The mouth is made up of the jaw bone, gums, tongue, salivary glands and most importantly, teeth. The purpose of your teeth is to break down food for your stomach to digest, and because they come in direct contact with everything you eat, they require the very best care. Going to the dentist is a critical part of taking good care of your overall health.

There is a wide range of dental problems that could potentially affect people over the long term. These problems often occur as a standalone issue, which can be resolved fairly quickly and easily if a dentist is seen. However, for those who do not see a dentist annually, small problems can easily become big problems, and that is when full mouth reconstruction may become necessary. Sudden mouth trauma can also require a full-mouth reconstruction as well.

What is Full Mouth Reconstruction? 

Full mouth reconstruction includes replacing missing teeth, repairing teeth that have been damaged, correction to jaw joints and faulty bites as well as gum and jawbone damage, replacing previous dental work that has worn out, and even treatment for mouth diseases. Each one of these procedures can be performed independently, however, when a person has multiple dental health problems it may be beneficial for a full mouth reconstruction. 

Reconstruction is any combination of different types of dentistry to get your mouth back in good health. This could include restorative dental treatments like crowns, bridges, fillings, inlays, and onlays. Implant dentistry uses dental implants to fill in the missing spaces by replicating the originals from root to crown. Cosmetic dentistry works to bring the aesthetics of the mouth back to good health by using porcelain veneers, teeth, whitening, dental bonding, and gum re-contouring. 

Neuromuscular dentistry, or TMD treatment, is done to correct any issue that involves the temporomandibular joints as well as the bite. Bruxism treatments include therapy that helps resolve teeth that are grinding. Oral surgery involves root canal therapy, soft and hard tissue grafting and tooth extraction. It can also include other procedures that deal with orthotics and periodontal treatments. Since full mouth reconstruction can be a different combination of these procedures, reconstruction dentistry will look different from patient to patient. 

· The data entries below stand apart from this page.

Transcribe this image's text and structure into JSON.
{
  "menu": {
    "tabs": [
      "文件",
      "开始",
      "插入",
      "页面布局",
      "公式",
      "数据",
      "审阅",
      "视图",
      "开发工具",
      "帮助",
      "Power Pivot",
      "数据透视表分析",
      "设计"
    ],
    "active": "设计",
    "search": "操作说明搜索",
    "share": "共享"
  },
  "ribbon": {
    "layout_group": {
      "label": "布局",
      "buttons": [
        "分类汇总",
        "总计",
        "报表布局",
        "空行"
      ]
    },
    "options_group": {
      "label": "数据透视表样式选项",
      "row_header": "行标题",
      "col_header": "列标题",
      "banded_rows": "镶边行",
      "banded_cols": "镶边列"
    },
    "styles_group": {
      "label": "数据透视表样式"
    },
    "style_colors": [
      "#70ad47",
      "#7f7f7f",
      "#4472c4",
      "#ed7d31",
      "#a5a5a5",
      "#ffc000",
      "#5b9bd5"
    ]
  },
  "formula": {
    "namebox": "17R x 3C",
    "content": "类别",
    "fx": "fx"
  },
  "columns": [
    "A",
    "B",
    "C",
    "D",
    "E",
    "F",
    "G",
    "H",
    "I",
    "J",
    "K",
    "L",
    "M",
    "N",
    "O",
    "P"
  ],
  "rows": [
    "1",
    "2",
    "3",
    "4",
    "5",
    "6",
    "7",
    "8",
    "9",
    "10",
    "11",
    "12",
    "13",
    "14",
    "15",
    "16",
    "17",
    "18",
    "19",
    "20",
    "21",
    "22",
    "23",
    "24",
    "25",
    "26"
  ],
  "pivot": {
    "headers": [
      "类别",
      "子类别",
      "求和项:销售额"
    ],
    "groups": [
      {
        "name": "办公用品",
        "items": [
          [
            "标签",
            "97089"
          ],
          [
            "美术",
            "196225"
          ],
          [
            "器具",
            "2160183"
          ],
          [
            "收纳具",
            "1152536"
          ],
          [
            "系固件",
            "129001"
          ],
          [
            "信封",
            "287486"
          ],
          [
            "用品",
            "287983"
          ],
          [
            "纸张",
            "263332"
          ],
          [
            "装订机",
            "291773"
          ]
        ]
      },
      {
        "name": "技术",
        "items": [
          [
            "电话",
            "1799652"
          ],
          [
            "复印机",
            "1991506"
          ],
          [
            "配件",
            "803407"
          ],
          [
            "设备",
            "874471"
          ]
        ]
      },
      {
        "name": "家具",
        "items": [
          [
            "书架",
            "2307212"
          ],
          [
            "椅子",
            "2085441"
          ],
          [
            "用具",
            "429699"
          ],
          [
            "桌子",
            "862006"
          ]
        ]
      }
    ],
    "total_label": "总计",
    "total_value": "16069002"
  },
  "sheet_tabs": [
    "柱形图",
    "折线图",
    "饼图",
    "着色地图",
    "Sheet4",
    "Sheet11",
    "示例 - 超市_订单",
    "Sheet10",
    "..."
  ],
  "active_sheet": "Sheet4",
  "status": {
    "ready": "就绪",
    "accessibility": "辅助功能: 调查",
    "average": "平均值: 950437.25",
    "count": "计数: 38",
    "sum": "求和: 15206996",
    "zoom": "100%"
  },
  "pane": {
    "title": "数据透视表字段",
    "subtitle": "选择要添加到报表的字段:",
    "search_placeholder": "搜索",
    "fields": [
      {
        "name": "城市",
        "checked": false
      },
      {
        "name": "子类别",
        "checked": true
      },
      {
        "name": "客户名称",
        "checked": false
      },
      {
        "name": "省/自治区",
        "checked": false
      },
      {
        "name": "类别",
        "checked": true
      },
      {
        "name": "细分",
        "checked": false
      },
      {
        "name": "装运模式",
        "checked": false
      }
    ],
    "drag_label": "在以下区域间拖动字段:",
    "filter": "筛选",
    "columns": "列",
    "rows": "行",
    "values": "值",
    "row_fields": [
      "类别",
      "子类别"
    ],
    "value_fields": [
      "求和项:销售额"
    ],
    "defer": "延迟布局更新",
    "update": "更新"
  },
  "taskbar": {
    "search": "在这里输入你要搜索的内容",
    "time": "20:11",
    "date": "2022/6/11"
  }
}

Who Needs Full Mouth Reconstruction?

Anyone who has multiple oral health problems that are affecting the majority of the teeth, as well as the supporting tissue, will oftentimes be the right candidate for the full mouth reconstruction. These oral health issues may include four or more teeth missing or compromised, eroded enamel, decay in multiple teeth, difficulty chewing and biting, bone loss in the jaw, severe difficulty speaking, irritated gums and bones from dentures, or major wear and chipping on the teeth from many years of grinding. There are other conditions that a person can be born with like Ectodermal dysplasia that usually requires a full reconstruction procedure.

Possible Concerns

Patients who are younger tend to respond better to reconstructive treatments and have a quicker recovery time. Those who are older, generally have a greater risk with any type of medical or dental procedure. So, depending on the age and health statics, a less invasive procedure may be a better option.

A full mouth reconstruction is a major process, therefore, those with heart problems or with certain autoimmune diseases require special considerations. Since this is a corrective treatment for better oral health, those who cannot or will not maintain it, due to smoking, heavy alcohol, or drug usage should consider breaking bad habits prior to undergoing reconstructive surgery.

When the mouth is healthy and high functioning, all systems and components are working together in perfect harmony. However, when components become compromised, it can throw off oral health balance and even lead to greater health concerns. Fortunately, a full mouth reconstruction procedure can offer hope to those who are in need of professional dental services.